4. Pelaku aktif adalah pelaku yang melakukan perbuatan secara aktif mengalirkan hasil
kejahatan. Pelaku aktif “barangsiapa yang mengalirkan hasil kejahatan seperti orang yang
mentransfer, membelanjakan, mengirimkan, mengubah bentuk, menukarkan atau
perbuatan apapun atas harta kekayaan yang berasal dari kejahatan, dan orang tersebut tahu
atau paling tidak patut menduga bahwa harta kekayaan tersebut berasal dari kejahatan, hal
ini sebagaimana yang dimaksud dalam Pasal 3 dan Pasal 4.

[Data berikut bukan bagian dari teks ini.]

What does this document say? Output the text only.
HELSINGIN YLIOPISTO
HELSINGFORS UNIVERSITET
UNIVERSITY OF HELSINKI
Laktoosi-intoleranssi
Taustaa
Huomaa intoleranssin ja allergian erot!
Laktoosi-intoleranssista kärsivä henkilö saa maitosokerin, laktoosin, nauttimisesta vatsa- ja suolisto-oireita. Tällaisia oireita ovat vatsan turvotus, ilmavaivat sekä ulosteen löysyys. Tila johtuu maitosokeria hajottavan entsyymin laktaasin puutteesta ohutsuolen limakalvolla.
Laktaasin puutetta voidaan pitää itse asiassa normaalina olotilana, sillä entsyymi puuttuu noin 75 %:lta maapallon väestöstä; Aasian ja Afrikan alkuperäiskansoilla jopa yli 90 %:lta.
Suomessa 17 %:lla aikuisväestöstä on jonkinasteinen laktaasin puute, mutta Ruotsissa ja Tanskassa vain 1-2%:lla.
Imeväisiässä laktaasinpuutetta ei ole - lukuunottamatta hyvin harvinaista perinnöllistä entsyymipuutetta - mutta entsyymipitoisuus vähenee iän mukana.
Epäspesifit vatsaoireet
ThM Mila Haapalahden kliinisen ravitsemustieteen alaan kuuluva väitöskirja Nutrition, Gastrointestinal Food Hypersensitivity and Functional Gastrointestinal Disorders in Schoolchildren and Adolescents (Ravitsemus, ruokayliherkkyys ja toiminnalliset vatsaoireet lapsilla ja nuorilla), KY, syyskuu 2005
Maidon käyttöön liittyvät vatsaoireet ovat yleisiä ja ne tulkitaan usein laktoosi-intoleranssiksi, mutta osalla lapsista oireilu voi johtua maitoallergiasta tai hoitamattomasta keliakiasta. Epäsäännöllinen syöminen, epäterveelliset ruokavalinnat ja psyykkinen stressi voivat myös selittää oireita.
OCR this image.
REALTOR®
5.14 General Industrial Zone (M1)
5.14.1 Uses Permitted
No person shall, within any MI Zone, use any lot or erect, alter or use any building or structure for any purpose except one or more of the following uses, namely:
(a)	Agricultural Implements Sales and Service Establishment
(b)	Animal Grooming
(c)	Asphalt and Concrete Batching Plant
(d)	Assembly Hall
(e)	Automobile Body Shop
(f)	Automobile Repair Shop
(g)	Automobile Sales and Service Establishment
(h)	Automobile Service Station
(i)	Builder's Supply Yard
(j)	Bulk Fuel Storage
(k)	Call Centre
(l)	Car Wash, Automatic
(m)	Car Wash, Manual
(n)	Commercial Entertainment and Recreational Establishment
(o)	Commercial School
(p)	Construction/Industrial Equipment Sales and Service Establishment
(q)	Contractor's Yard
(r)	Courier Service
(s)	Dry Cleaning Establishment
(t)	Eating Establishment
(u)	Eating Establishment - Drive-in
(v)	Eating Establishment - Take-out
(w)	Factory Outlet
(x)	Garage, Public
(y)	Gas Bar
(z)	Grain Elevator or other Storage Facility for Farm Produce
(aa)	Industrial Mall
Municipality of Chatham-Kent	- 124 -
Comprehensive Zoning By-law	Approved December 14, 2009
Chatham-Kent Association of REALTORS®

5. Pelaku TPPU Pasif adalah Pelaku yang menerima pentransferan, menerima pembayaran,
menerima hadiah dan lain-lain, yang mana dia tahu atau seharusnya patut menduga bahwa
harta yang diterima berasal dari kejahatan. Perbuatan pelaku pasif ini diatur dalam Pasal 5,
dan bagi pelaku pasif ini juga hanya dikenai satu ancaman kejahatan saja, yaitu ketentuan
tindak pidana pencucian uang tanpa kejahatan asal, karena memang pelaku ini tidak terlibat
kejahatan asal, tetapi yang bersangkutan tahu atau setidaknya patut menduga bahwa harta
kekayaan tersebut berasal dari kejahatan.

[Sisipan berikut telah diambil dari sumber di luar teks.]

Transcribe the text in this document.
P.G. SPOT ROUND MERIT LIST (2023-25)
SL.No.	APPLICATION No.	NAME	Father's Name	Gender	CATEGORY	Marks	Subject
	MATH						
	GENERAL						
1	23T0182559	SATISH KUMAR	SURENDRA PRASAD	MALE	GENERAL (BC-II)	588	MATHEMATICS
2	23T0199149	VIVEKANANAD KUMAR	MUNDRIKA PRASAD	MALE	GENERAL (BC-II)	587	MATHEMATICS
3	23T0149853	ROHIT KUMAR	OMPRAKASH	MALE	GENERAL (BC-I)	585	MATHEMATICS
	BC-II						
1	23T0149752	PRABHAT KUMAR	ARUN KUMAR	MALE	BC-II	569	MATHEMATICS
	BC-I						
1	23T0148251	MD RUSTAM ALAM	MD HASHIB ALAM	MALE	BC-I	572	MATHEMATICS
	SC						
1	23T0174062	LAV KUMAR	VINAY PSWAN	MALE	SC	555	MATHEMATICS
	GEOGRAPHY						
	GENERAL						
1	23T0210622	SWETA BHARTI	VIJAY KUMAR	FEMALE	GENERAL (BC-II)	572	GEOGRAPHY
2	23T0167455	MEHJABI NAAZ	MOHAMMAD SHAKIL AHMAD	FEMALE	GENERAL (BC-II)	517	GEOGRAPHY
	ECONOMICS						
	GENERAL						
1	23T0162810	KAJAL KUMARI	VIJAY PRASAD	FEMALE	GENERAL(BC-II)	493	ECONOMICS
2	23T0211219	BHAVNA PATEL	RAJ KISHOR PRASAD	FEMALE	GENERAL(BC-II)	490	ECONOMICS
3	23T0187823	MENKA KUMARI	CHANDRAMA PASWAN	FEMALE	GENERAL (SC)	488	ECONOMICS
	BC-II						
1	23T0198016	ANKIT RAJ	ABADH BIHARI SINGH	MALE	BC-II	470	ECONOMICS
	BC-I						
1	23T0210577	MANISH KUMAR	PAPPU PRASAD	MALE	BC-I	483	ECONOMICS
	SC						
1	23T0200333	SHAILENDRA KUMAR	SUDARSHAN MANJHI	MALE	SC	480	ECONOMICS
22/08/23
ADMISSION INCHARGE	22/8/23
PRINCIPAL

Sebagaimana dimuat dalam UU No 8 tahun 2010 tentang Pencegahan dan Pemberantasan
Tindak Pidana Pencucian Uang Pasal 5 ayat 1, dengan bunyi pasal sebagai berikut:
“Setiap Orang yang menerima atau menguasai penempatan, pentransferan, pembayaran,
hibah, sumbangan, penitipan, penukaran, atau menggunakan Harta Kekayaan yang
diketahuinya atau patut diduganya merupakan hasil tindak pidana sebagaimana dimaksud
dalam Pasal 2 ayat (1) dipidana dengan pidana penjara paling lama 5 (lima) tahun dan
denda paling banyak Rp1.000.000.000,00 (satu miliar rupiah).”
Dalam konteks aturan tersebut, seseorang dapat dikatakan sebagai pelaku pasif apabila
memenuhi unsur mengetahui dan patut menduga bahwa dana tersebut berasal dari hasil
kejahatan atau mengetahui tentang atau maksud untuk melakukan transaksi.